Dheeraj Jadhav

Personal information
- Full name: Dheeraj Subash Jadhav
- Born: 16 September 1979 (age 46) Malegaon, Maharashtra
- Batting: Left-handed
- Bowling: Right-arm offbreak
- Role: Opening Batsman

Domestic team information
- 1999/00–2006/07: Maharashtra
- 2008/09–present: Assam
- 2006–2008: Mumbai Champs

Career statistics
| Competition | FC | List A | T20 |
| Matches | 76 | 37 | 14 |
| Runs scored | 5831 | 1559 | 275 |
| Batting average | 56.06 | 47.24 | 25.00 |
| 100s/50s | 20/18 | 3/11 | 0/1 |
| Top score | 260* | 148* | 69* |
| Balls bowled | 60 | – | 12 |
| Wickets | 0 | – | 0 |
| Bowling average | – | – | – |
| 5 wickets in innings | – | – | – |
| 10 wickets in match | – | – | – |
| Best bowling | – | – | – |
| Catches/stumpings | 51/– | 18/– | 3/– |
- Source: ESPNcricinfo, 3 May 2012

= Dheeraj Jadhav =

Indian cricketer (born 1979)

Dheeraj Jadhav (born 16 September 1979), is an Indian cricketer who currently plays for Assam. He has represented Mumbai Champs in the Indian Cricket League and Maharashtra in domestic cricket. Although he used to bat in the middle order, he later became a stroke-playing opening batsman which produced immediate results. After good performances for India A, including a century in an India v India A game he was called up into the Test squad for the 4th Test vs Australia at Mumbai in 2004. After 52 First Class games, he has achieved an impressive average of 52 with a highest score of 260 not out.

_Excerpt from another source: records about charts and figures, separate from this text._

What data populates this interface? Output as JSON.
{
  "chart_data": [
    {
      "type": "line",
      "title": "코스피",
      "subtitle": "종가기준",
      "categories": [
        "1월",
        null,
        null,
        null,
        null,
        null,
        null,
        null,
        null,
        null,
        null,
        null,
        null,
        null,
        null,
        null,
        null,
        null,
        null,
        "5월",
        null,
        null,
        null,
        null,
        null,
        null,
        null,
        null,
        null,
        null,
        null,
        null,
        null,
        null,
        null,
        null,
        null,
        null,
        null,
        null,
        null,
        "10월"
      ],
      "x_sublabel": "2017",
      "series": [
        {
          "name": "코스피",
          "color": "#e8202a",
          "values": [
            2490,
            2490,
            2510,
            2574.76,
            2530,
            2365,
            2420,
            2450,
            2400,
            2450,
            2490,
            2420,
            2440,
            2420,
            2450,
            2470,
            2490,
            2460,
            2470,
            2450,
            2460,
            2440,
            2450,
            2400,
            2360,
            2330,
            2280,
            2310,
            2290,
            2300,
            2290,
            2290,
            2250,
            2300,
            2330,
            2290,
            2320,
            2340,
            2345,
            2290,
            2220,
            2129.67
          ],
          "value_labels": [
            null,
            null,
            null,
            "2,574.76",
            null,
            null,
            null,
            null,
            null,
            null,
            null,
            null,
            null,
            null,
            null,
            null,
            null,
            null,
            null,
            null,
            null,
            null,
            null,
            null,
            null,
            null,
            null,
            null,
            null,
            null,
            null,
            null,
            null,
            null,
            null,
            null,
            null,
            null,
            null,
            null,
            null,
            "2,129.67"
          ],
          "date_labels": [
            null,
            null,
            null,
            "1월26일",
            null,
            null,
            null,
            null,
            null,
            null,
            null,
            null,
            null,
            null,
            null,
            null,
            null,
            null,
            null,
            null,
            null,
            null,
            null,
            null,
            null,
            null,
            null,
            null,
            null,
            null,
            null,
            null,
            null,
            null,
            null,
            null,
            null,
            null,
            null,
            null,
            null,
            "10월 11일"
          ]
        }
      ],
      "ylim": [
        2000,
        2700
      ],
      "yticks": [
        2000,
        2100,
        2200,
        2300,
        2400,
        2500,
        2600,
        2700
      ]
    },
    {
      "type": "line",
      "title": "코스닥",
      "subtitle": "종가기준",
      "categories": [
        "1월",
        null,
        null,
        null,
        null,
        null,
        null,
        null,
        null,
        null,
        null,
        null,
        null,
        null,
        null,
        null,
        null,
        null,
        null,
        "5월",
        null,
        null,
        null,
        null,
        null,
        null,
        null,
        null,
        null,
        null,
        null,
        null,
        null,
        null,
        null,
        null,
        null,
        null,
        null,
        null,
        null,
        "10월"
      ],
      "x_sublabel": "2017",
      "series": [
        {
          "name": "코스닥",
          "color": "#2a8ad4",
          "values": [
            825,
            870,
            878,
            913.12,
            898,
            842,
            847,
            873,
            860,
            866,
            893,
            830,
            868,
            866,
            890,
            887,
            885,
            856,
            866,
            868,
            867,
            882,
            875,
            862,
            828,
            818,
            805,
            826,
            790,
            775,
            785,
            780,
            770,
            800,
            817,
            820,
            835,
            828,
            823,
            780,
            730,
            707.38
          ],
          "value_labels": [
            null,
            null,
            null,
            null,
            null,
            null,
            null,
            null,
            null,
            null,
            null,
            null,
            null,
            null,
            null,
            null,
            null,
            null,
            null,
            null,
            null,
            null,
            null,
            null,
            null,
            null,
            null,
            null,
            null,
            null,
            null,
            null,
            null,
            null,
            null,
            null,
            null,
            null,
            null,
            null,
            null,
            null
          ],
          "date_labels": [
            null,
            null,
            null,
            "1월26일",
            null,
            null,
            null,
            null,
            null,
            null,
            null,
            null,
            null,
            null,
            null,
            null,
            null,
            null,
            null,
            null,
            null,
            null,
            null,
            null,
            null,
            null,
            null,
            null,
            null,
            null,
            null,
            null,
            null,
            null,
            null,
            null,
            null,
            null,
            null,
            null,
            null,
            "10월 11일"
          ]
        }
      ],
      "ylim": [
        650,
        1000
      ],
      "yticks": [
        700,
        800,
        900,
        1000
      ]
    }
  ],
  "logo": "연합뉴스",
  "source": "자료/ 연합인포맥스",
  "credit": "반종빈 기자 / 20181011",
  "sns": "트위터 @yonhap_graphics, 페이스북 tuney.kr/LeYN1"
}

In 2011, Dheeraj signed to play for Pune Warriors India in the 2011 Indian Premier League cricket tournament,

Dheeraj signed a contract to play cricket in England in 2008, 2009 & 2010 for Horwich R.M.I. Cricket Club in the Bolton Cricket League.

Dheeraj had a successful first season at Horwich RMI. He scored 939 runs in just 15 innings, averaging over 85 runs per innings. He also broke the club record for the most runs scored in a single innings, with his 164 not out against Bradshaw Cricket Club.